Following his initial sentencing in 2014, Oscar Pistorius, double-amputee and former Olympic sprinter convicted in the shooting death of his girlfriend, Reeva Steenkamp, saw his sentence more than doubled in 2017. If not for that, and under the initial sentence, Pistorius could have been released on parole in mid-2019. Now, the earliest he will be eligible for parole is 2023.
Looking back at this case from 2014, we can see the significance of mobile forensics and digital evidence in building a complete picture of the fateful crime on Valentine’s Day 2013.
In cases of shooting deaths, physical evidence such as ballistics, bullet trajectory, blood spatter patterns etc. can often help investigators understand what happened and who did what, which can be enough to convict a suspect. But in cases like this one, in which Pistorius admitted shooting the victim, there is no need to prove that he was responsible for her death. Instead, the question becomes whether the shooting was in self-defense, an accident, a crime of passion or a premeditated action. And digital evidence of communications between the suspect and victim can be absolutely critical in reaching a trial verdict.
Smartphone evidence a critical key in Pistorius case
On Valentine’s Day 2013, the blade runner became “the blade gunner” (as the media called him), and in 2014 he was convicted of manslaughter.
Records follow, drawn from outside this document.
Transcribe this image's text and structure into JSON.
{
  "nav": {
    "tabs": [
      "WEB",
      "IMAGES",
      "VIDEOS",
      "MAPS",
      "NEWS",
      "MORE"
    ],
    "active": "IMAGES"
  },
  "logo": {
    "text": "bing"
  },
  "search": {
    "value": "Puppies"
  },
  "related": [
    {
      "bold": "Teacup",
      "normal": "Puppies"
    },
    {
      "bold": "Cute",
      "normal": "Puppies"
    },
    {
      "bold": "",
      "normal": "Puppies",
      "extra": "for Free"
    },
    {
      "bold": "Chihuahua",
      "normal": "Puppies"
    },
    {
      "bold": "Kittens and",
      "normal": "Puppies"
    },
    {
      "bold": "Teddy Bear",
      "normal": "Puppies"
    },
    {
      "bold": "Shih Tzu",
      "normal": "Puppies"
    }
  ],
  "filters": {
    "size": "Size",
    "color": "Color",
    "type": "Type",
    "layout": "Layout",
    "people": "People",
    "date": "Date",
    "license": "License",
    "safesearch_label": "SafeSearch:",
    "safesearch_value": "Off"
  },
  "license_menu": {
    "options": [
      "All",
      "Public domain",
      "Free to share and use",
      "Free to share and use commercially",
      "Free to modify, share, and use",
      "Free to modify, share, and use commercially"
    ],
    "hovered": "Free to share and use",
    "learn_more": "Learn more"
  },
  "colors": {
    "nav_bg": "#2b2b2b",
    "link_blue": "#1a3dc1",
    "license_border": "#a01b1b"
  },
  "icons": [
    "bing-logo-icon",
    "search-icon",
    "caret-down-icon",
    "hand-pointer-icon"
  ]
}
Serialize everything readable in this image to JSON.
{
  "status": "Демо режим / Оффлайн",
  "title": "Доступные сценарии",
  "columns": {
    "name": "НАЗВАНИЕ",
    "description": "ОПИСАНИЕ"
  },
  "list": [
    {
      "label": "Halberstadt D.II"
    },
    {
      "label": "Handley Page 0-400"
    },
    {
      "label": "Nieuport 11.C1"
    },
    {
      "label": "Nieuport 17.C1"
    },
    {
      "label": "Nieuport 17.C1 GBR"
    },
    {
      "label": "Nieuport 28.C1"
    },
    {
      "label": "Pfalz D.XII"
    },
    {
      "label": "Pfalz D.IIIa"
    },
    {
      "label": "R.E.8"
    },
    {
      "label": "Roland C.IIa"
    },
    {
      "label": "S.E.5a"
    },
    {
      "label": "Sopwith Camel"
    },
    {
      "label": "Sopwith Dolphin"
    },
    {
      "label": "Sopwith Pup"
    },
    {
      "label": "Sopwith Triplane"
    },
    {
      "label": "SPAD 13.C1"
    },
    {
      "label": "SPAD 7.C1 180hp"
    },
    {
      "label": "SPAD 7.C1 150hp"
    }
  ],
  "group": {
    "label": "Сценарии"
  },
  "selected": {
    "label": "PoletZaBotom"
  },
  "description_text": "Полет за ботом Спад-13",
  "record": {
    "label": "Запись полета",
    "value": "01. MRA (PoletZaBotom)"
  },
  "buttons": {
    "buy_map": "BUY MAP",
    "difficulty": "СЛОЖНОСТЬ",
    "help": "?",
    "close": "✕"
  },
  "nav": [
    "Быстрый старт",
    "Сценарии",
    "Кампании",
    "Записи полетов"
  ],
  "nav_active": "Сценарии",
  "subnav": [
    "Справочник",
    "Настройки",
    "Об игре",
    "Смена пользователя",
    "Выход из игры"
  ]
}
Amongst the evidence revealed during Pistorius’ murder trial in South Africa were encrypted WhatsApp messages extracted from mobile phones using XRY software from MSAB.
Captain Francois Moller of the South African Police testified at the high court in Pretoria that he was able to access some 35,000 pages worth of messages between the couple. The evidence was extracted and shown to the court.
Among the messages were ones that had been deleted, but that XRY was able to recover.
“I’m scared of u sometimes and how u snap at me and of how u will react to me,” Reeva had texted Pistorius, in a message read out in court by Captain Moller.